Monday, February 15, 2010

How to Measure the Value of a Seminar

This item comes courtesy of a half-day seminar I attended this morning. To give you an idea of the full impact, I'll be prefacing all 13 items (!) based on today's notes with "VNT3" which is short for "Volume, notes, times, three", which is itself the topic of this item!

I'll explain.



You've been to a ½-day seminar. Registration 8:30 to 9:00; grab a coffee, a pastry, then try to shake hands with someone. Chat for ten minutes, swap cards, then sit down. Break at 10:30, more coffee, chat, swap, sit. At the end if you're lucky, chat, swap, got home.

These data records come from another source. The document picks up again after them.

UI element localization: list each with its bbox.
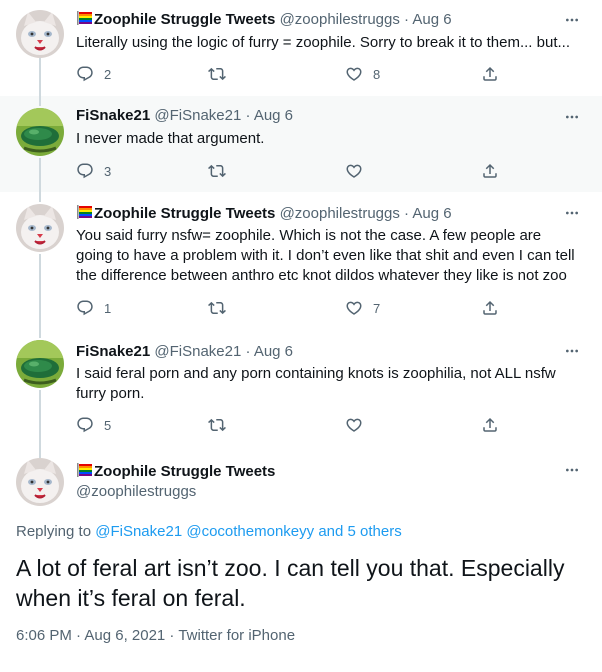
rainbow-flag-icon bbox=[76, 463, 93, 477]
reply-button[interactable]: 5 bbox=[76, 415, 111, 435]
reply-icon bbox=[76, 416, 94, 434]
reply-count: 3 bbox=[104, 163, 112, 179]
green-snake-avatar bbox=[16, 340, 64, 388]
tweet-text: I never made that argument. bbox=[76, 130, 265, 147]
share-icon bbox=[481, 416, 499, 434]
retweet-button[interactable] bbox=[208, 161, 236, 181]
rainbow-flag-icon bbox=[76, 205, 93, 219]
white-cat-avatar bbox=[16, 10, 64, 58]
handle-and-date[interactable]: @FiSnake21 · Aug 6 bbox=[150, 343, 293, 360]
more-icon[interactable] bbox=[564, 109, 580, 125]
others-link[interactable]: and 5 others bbox=[318, 523, 401, 540]
handle[interactable]: @zoophilestruggs bbox=[76, 482, 196, 502]
like-button[interactable]: 7 bbox=[345, 298, 380, 318]
like-button[interactable]: 8 bbox=[345, 64, 380, 84]
timestamp[interactable]: 6:06 PM · Aug 6, 2021 · Twitter for iPho… bbox=[16, 626, 295, 646]
avatar[interactable] bbox=[16, 204, 64, 252]
thread-tweet[interactable]: Zoophile Struggle Tweets @zoophilestrugg… bbox=[0, 0, 602, 96]
display-name[interactable]: FiSnake21 bbox=[76, 343, 150, 360]
tweet-text: I said feral porn and any porn containin… bbox=[76, 365, 556, 402]
like-icon bbox=[345, 299, 363, 317]
retweet-button[interactable] bbox=[208, 64, 236, 84]
retweet-icon bbox=[208, 416, 226, 434]
thread-line bbox=[39, 192, 41, 202]
handle-and-date[interactable]: @zoophilestruggs · Aug 6 bbox=[275, 11, 452, 28]
tweet-header: Zoophile Struggle Tweets @zoophilestrugg… bbox=[76, 10, 562, 30]
reply-icon bbox=[76, 299, 94, 317]
thread-line bbox=[39, 450, 41, 458]
reply-icon bbox=[76, 162, 94, 180]
avatar[interactable] bbox=[16, 340, 64, 388]
thread-line bbox=[39, 158, 41, 192]
like-button[interactable] bbox=[345, 161, 373, 181]
action-bar: 2 8 bbox=[76, 64, 516, 84]
like-icon bbox=[345, 162, 363, 180]
reply-count: 1 bbox=[104, 300, 112, 316]
white-cat-avatar bbox=[16, 458, 64, 506]
tweet-text: You said furry nsfw= zoophile. Which is … bbox=[76, 227, 575, 284]
display-name-text: Zoophile Struggle Tweets bbox=[94, 463, 276, 480]
like-icon bbox=[345, 416, 363, 434]
mention-link[interactable]: @FiSnake21 bbox=[95, 523, 182, 540]
tweet-header: FiSnake21 @FiSnake21 · Aug 6 bbox=[76, 342, 562, 362]
tweet-header: FiSnake21 @FiSnake21 · Aug 6 bbox=[76, 106, 562, 126]
reply-count: 5 bbox=[104, 417, 112, 433]
display-name[interactable]: Zoophile Struggle Tweets bbox=[94, 205, 275, 222]
share-button[interactable] bbox=[481, 415, 509, 435]
action-bar: 5 bbox=[76, 415, 516, 435]
replying-to: Replying to @FiSnake21 @cocothemonkeyy a… bbox=[16, 522, 402, 542]
display-name[interactable]: Zoophile Struggle Tweets bbox=[76, 462, 275, 482]
reply-button[interactable]: 2 bbox=[76, 64, 111, 84]
tweet-text: Literally using the logic of furry = zoo… bbox=[76, 34, 570, 51]
reply-icon bbox=[76, 65, 94, 83]
retweet-icon bbox=[208, 162, 226, 180]
display-name[interactable]: Zoophile Struggle Tweets bbox=[94, 11, 275, 28]
thread-line bbox=[39, 254, 41, 334]
tweet-header: Zoophile Struggle Tweets @zoophilestrugg… bbox=[76, 204, 562, 224]
rainbow-flag-icon bbox=[76, 11, 93, 25]
more-icon[interactable] bbox=[564, 205, 580, 221]
more-icon[interactable] bbox=[564, 12, 580, 28]
thread-line bbox=[39, 390, 41, 450]
share-icon bbox=[481, 162, 499, 180]
retweet-button[interactable] bbox=[208, 298, 236, 318]
avatar[interactable] bbox=[16, 108, 64, 156]
green-snake-avatar bbox=[16, 108, 64, 156]
reply-button[interactable]: 3 bbox=[76, 161, 111, 181]
thread-line bbox=[39, 96, 41, 106]
white-cat-avatar bbox=[16, 204, 64, 252]
reply-button[interactable]: 1 bbox=[76, 298, 111, 318]
share-button[interactable] bbox=[481, 161, 509, 181]
thread-tweet[interactable]: FiSnake21 @FiSnake21 · Aug 6 I said fera… bbox=[0, 334, 602, 450]
retweet-icon bbox=[208, 65, 226, 83]
retweet-button[interactable] bbox=[208, 415, 236, 435]
like-icon bbox=[345, 65, 363, 83]
retweet-icon bbox=[208, 299, 226, 317]
like-count: 8 bbox=[373, 66, 381, 82]
avatar[interactable] bbox=[16, 458, 64, 506]
thread-line bbox=[39, 334, 41, 338]
action-bar: 3 bbox=[76, 161, 516, 181]
share-button[interactable] bbox=[481, 298, 509, 318]
share-button[interactable] bbox=[481, 64, 509, 84]
thread-tweet[interactable]: FiSnake21 @FiSnake21 · Aug 6 I never mad… bbox=[0, 96, 602, 192]
like-count: 7 bbox=[373, 300, 381, 316]
like-button[interactable] bbox=[345, 415, 373, 435]
share-icon bbox=[481, 299, 499, 317]
handle-and-date[interactable]: @zoophilestruggs · Aug 6 bbox=[275, 205, 452, 222]
mention-link[interactable]: @cocothemonkeyy bbox=[186, 523, 314, 540]
handle-and-date[interactable]: @FiSnake21 · Aug 6 bbox=[150, 107, 293, 124]
action-bar: 1 7 bbox=[76, 298, 516, 318]
thread-tweet[interactable]: Zoophile Struggle Tweets @zoophilestrugg… bbox=[0, 192, 602, 334]
share-icon bbox=[481, 65, 499, 83]
display-name[interactable]: FiSnake21 bbox=[76, 107, 150, 124]
reply-count: 2 bbox=[104, 66, 112, 82]
replying-prefix: Replying to bbox=[16, 523, 96, 540]
avatar[interactable] bbox=[16, 10, 64, 58]
tweet-text: A lot of feral art isn’t zoo. I can tell… bbox=[16, 555, 565, 611]
more-icon[interactable] bbox=[564, 462, 580, 478]
more-icon[interactable] bbox=[564, 343, 580, 359]
thread-line bbox=[39, 58, 41, 96]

Maybe you make notes. I do:



Relax, you don't need to read them, just to see that I have filled a page in my own curious shorthand and even more curious handwriting style.

So what?



The notes on the left are based, largely, on what was said during the presentation; notes on the right are ideas that popped into my head while the speaker carried on.

Both sides, left and right, are triggered by events that took place during those 3 hours in the ballroom. Add in one hour's travel each way, and we're looking at a five-hour investment of my time (" Management Measures ").

My notes, both columns, probably represent about 15 hours worth of stuff for me to wade through - not that I'll do it all -

"make a UW.DLL" is probably ten hours work, and I should just add it to a WhatFAQ list for an application.

"1/10 1 2 3 4 5 of 100" is a topic for a future blog item as are "can't predict the future?" and "be the last one to leave" and quite a few other notes.

"Rick: house sales" suggests that I put forward a demo Excel workbook showing Rick how we can predict the selling price of a house based on established prices of other houses.

And so on.

My point: You can measure the value of a seminar by comparing the cost (5 hours) to the number of hours of inspiration you derive from it, and that inspiration won't necessarily be related directly to the delivered material.

The "1 2 3 4 5"? I was counting up the number of Good Contacts I'd made at the seminar. Coffees and/or lunch down the road.